Having grown up with an uncle with mental retardation, Faus said he understands the importance of becoming familiar with the health challenges faced by a person with special needs.
"We shouldn't have to be scared about dealing with this particular clientele, especially. We need to have a better understanding of what they go through," he said.
This year's conference, held at the Keeseville Volunteer Fire Department Jan. 29, drew more than 70 people from departments across the region.

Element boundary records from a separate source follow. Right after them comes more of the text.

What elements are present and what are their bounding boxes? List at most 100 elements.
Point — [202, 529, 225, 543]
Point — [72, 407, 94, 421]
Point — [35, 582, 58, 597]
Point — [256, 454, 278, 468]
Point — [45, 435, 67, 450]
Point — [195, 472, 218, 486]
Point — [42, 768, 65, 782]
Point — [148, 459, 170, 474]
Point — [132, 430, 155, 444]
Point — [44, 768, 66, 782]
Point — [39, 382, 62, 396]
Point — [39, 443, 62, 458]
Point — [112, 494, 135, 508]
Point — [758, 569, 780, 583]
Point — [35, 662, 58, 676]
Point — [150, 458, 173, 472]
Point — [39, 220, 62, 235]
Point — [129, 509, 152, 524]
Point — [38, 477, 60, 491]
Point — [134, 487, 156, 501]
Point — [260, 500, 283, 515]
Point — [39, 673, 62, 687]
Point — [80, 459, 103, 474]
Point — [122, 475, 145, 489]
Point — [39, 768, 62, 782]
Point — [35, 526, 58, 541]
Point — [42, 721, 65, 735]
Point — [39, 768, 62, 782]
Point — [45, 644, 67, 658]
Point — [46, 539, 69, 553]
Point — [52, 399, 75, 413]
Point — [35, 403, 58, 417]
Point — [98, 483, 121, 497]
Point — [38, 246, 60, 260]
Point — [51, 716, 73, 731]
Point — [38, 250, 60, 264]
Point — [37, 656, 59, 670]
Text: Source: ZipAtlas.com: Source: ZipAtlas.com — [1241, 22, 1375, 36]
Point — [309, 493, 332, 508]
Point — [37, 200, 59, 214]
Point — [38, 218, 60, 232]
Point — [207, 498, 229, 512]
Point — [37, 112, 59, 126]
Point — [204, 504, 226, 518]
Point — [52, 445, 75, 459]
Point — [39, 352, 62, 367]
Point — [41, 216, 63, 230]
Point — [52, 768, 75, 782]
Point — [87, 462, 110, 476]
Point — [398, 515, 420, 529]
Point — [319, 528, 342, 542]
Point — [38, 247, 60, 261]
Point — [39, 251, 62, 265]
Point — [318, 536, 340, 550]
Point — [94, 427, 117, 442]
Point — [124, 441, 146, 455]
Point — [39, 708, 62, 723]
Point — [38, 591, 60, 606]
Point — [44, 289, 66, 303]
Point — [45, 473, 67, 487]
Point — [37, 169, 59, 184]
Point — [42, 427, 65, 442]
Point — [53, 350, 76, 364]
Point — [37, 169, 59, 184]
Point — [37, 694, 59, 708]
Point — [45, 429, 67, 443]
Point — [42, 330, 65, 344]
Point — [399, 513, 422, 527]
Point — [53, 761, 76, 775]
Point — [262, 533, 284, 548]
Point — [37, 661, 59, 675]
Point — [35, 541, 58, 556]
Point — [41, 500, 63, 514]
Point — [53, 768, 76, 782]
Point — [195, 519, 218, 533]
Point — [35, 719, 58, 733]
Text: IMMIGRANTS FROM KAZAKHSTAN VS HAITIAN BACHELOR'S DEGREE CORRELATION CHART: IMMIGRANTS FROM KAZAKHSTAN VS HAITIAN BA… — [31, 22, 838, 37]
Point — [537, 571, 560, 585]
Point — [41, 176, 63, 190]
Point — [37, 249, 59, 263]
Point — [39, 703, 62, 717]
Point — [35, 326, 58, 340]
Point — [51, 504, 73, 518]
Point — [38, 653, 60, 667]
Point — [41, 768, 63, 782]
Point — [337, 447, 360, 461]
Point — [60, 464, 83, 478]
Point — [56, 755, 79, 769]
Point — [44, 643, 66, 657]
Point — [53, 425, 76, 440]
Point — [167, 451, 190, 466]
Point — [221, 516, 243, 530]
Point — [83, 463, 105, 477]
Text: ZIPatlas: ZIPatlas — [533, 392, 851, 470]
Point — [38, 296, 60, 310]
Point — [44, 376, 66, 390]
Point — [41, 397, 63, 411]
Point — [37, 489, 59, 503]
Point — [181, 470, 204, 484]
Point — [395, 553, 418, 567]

Many have attended the event since its inception.
"We've been to every one they've offered," said Jerry Dumas, first assistant chief with Bangor Volunteer Fire Department and EMS. "It's a great opportunity for us because you don't get a lot of this style training to help the special needs population."
Dumas said he has seen an increase in the number of people in the region with varying special needs, which leads to a need for a better understanding of their medical and behavioral conditions.
"It takes a lot of special knowledge and special considerations because we're basically the first line of medical treatment for whatever the particular issue may be," said Dumas. "The better interaction we can have with those individuals from the onset is going to make for a better experience across the board."
Nelly Stipdonk, an EMS educator at John Abbott College in Montreal, Que., and member stateside in the Saranac Volunteer Fire Department, agreed.
"On a daily basis, we come in contact with patients who are either hearing-impaired or who have other special needs," said Stipdonk. "I think special needs are something we absolutely need to become familiar with and understand and accept."
In her native Quebec, Stipdonk said having that understanding is even more important due to the considerably higher amount of non-life-threatening calls to which departments there respond.
"There's a trend in our health care system that says we're going to be doing more and more house calls and caring for people in a different capacity than emergencies," she said. "Our role is becoming much more focused on the support and hand-holding side of caring for patients ... That's why this training is very important."
Todd M. Castine, director of clinical services for the Clinton County Advocacy and Resource Center in Plattsburgh, spoke during the conference and said the training is important to people with special needs, their families and the emergency responders alike.
"The more [emergency responders] know ahead of time about how to effectively interact with our folks, the more the comfort level increases and they're able to provide better care," said Castine. "The biggest thing to know is our folks are no different than anyone else, it's just that they have some additional needs. And, if you know about them, then it's easier to help them."